Forced Exercise Still Builds Stress Resilience Against Anxiety and Depression
Forced exercise might boost mood as much as exercising voluntarily— a new study suggests that stress-prone people should get moving no matter how much their minds and bodies resist.
Physical fitness is known to reduce anxiety, depression, and other stress-related conditions, but it's notoriously difficult to motivate oneself to move when already down in the dumps, or if one just hates exercise.
Researchers at the University of Colorado at Boulder used an animal model to investigate whether forced exercise can yield the same mood resilience as voluntary exercise.
While conducting background research for their study, physiology professors Benjamin Greenwood and Monika Fleshner came across studies claiming that the psychological experience of feeling in control is necessary for the stress-resisting effects of exercise.
If that were the case, a person who is forced to exercise would be unlikely to get the same benefits as someone who actively wants to work out.
Their results, published in the European Journal of Neuroscience in February, suggest that the role of fitness in warding off stress is not simply a matter of willpower or motivation.
Rats Exercise, Then Get Demoralized
Greenwood and Fleshner decided to test that theory by focusing on the ventral medial prefrontal cortex (mPFC), a brain region that previous studies had implicated in the experience of control and resilience to stress. They designed an experiment which tested the effects of prolonged stress on rats that lacked control over their own exercise patterns.

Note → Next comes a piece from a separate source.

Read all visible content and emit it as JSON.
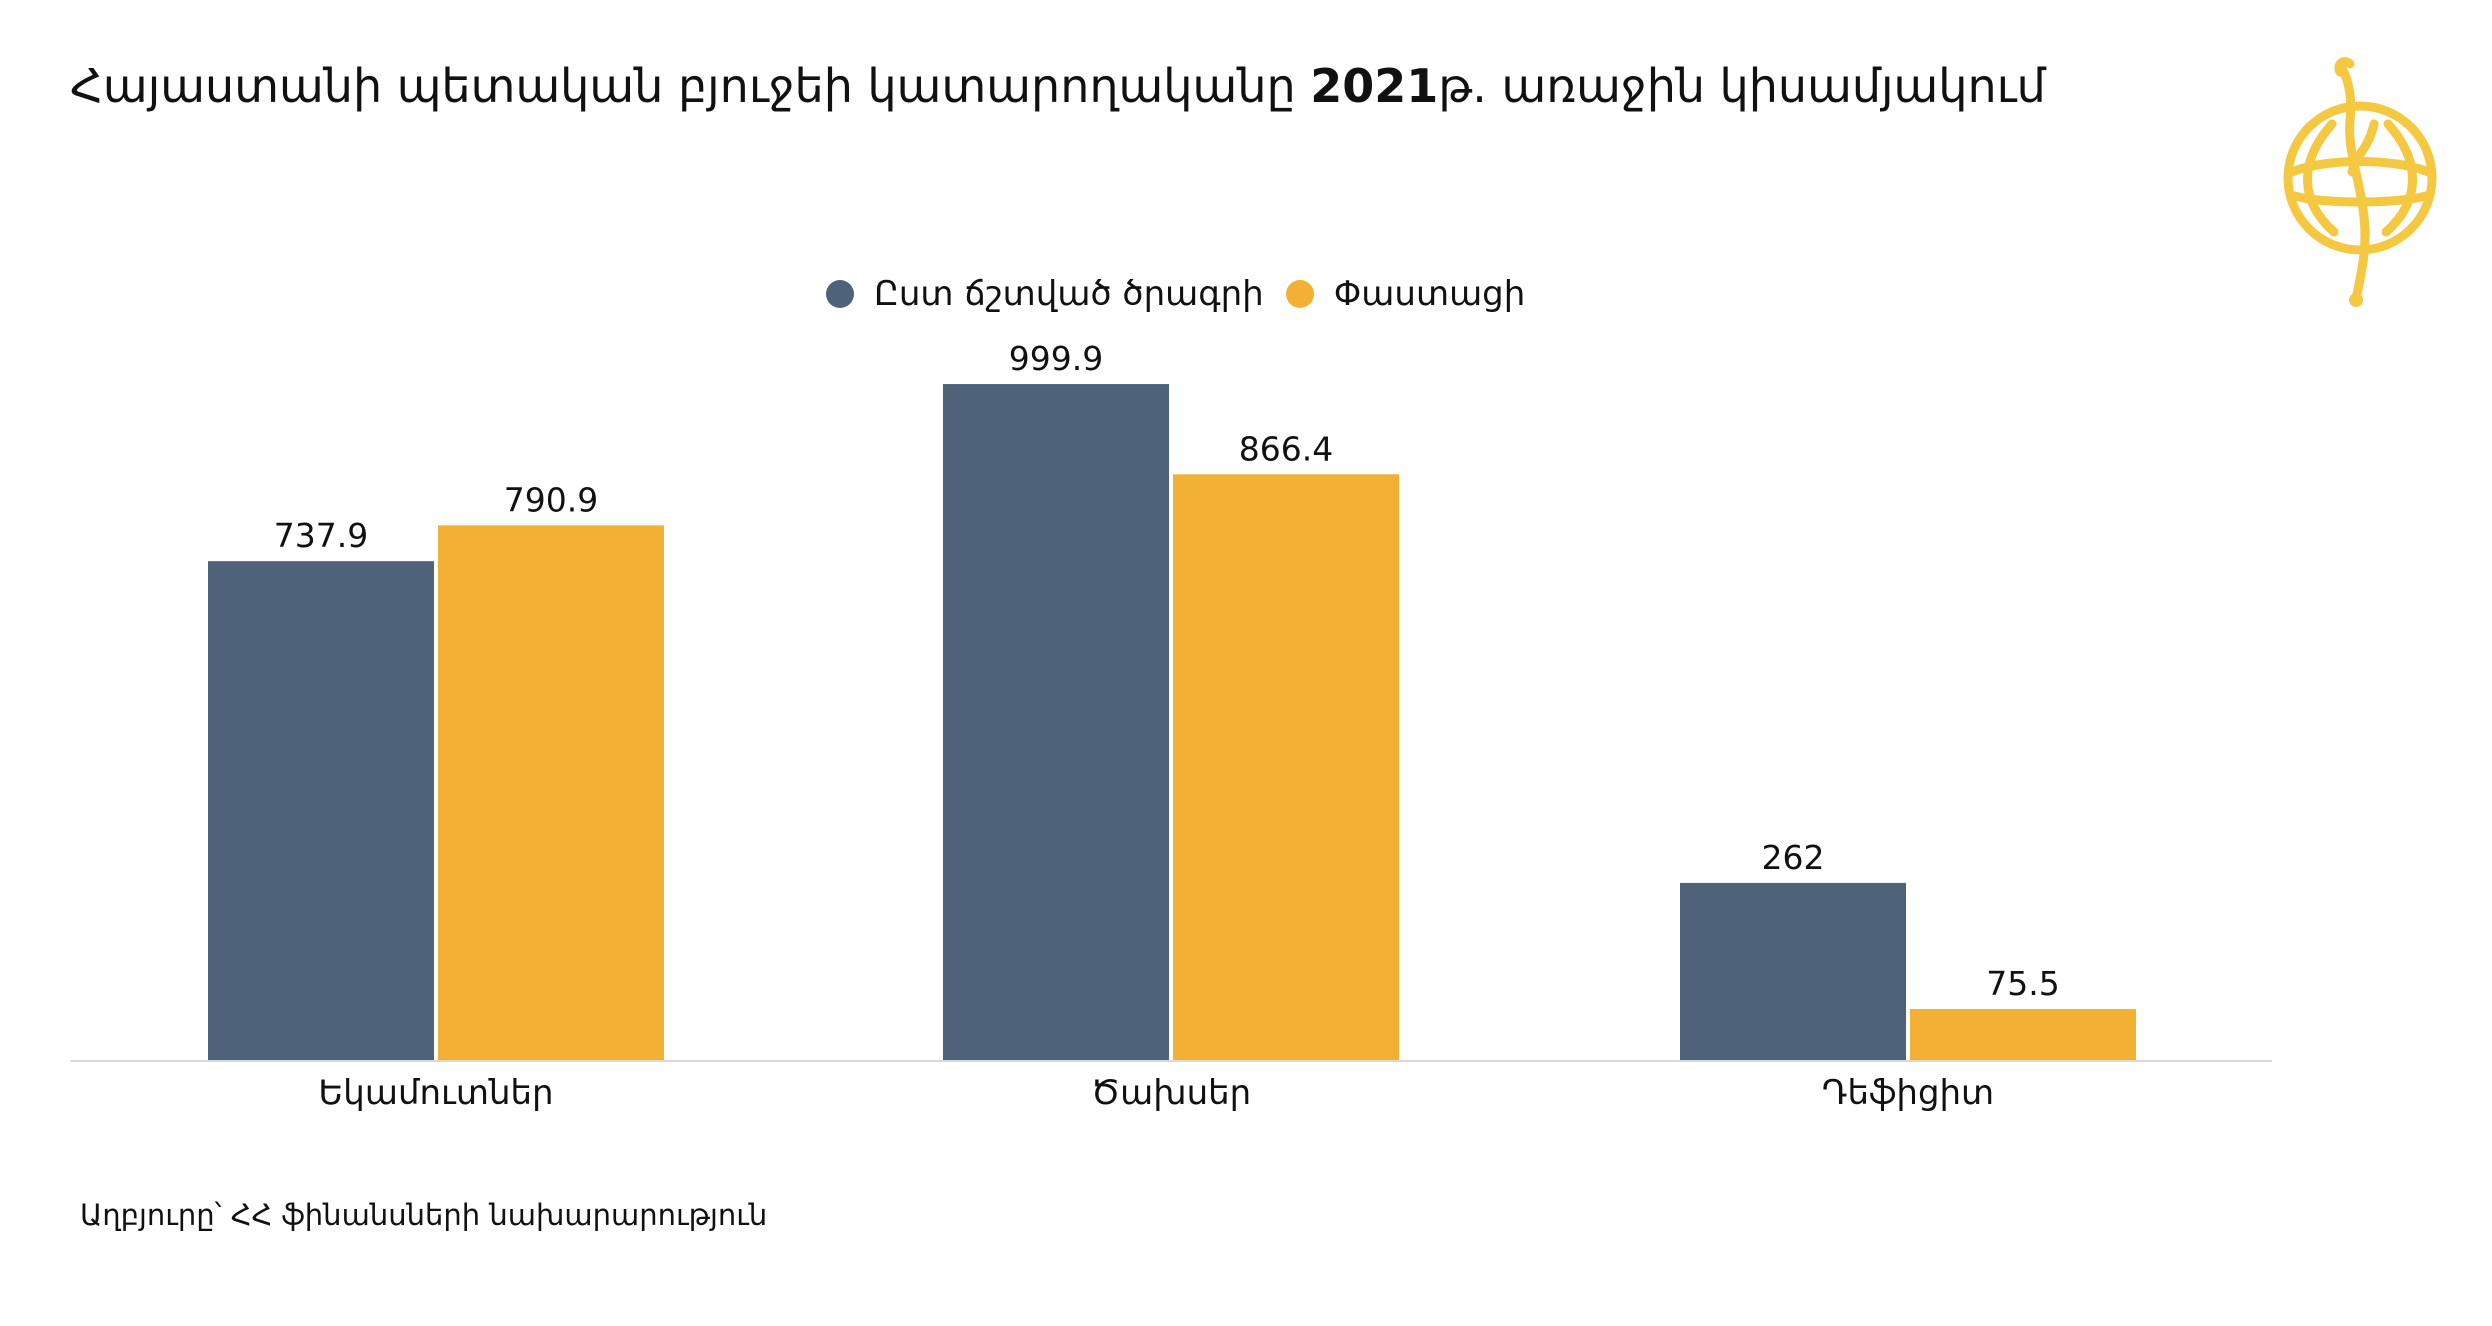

During a six-week period, adult male rats were split into three groups: one remained sedentary, one had voluntary access to exercise wheels, and the other was forced to run on motorized running wheels for predetermined periods of time.
Three weeks after they began exercising, half of the rats in each group were surgically given lesions in the ventral mPFC region of their brains. After recovering from the surgery, they resumed their previous exercise routines.

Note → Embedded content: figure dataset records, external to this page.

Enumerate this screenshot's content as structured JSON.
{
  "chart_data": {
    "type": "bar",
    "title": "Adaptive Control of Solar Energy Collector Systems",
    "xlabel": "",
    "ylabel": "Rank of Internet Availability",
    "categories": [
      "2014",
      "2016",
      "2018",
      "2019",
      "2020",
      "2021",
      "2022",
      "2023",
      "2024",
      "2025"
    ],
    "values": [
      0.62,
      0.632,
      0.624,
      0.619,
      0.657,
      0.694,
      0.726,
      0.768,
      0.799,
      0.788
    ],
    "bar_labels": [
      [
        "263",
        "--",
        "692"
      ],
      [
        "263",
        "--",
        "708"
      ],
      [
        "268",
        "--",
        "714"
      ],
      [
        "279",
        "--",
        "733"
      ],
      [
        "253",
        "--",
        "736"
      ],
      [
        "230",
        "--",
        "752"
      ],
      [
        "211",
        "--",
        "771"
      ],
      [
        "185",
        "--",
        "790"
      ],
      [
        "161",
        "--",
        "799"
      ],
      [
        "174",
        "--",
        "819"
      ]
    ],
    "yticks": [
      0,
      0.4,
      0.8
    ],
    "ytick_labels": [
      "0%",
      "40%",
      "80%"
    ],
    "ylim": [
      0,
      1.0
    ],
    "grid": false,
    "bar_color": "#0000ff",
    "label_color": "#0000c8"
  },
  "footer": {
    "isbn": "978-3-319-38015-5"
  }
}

At the end of the six-week period, the rats were randomly assigned either to be left alone in their cages or to be uncontrollably and repeatedly shocked with electricity for two hours— a parallel for the uncontrollable life stressors that can make a person succumb to anxiety or depression over time.

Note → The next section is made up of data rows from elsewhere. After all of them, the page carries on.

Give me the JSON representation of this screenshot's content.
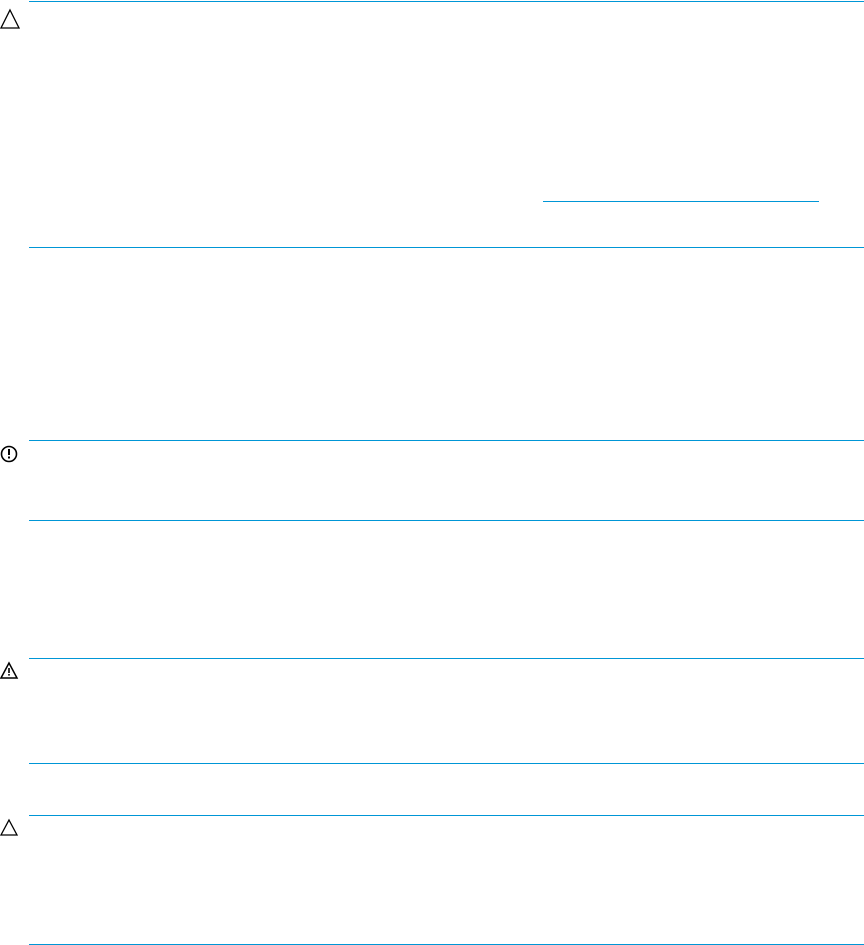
{
  "colors": {
    "rule": "#0096d6",
    "icon": "#000000"
  },
  "notices": [
    {
      "icon": "caution-triangle-icon"
    },
    {
      "icon": "important-exclamation-icon"
    },
    {
      "icon": "warning-triangle-icon"
    },
    {
      "icon": "caution-triangle-icon"
    }
  ]
}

After that, each rat was placed in a shuttle box from which it could easily escape when shocks were delivered. The rats that had previously been shocked uncontrollably were more likely to develop what psychologists call learned helplessness— since nothing they did helped them escape from the stressor the first time around, they figured nothing would help this time either. As a result, they were likely to just accept the shocks instead of escaping, like a demoralized person with a mood disorder might stop trying to avoid stressors.
Forced Exercise Still Promotes Stress Resilience
The results showed that both voluntary and forced exercise helped rats avoid the behavioral results of uncontrollable stress. Being in good shape allowed them to learn how to escape from shocks instead of succumbing to learned helplessness, while the sedentary rats were far more likely to lie there and accept the shocks.
"Regardless of whether the rats chose to run or were forced to run they were protected against stress and anxiety," said Greenwood in a news release.
What's more, having lesions in the medial mPFC did nothing to get rid of the benefits of voluntary or forced exercise. The lack of mPFC involvement in the outcome suggests that feeling in control is not necessary for the benefits of exercise in promoting stress resistance.
Rat brains and human brains don't work in exactly the same ways, but the UC-Boulder team believes they are similar enough to draw tentative conclusions from this study.
"The implications are that humans who perceive exercise as being forced— perhaps including those who feel like they have to exercise for health reasons— are maybe still going to get the benefits in terms of reducing anxiety and depression," added Greenwood in his statement.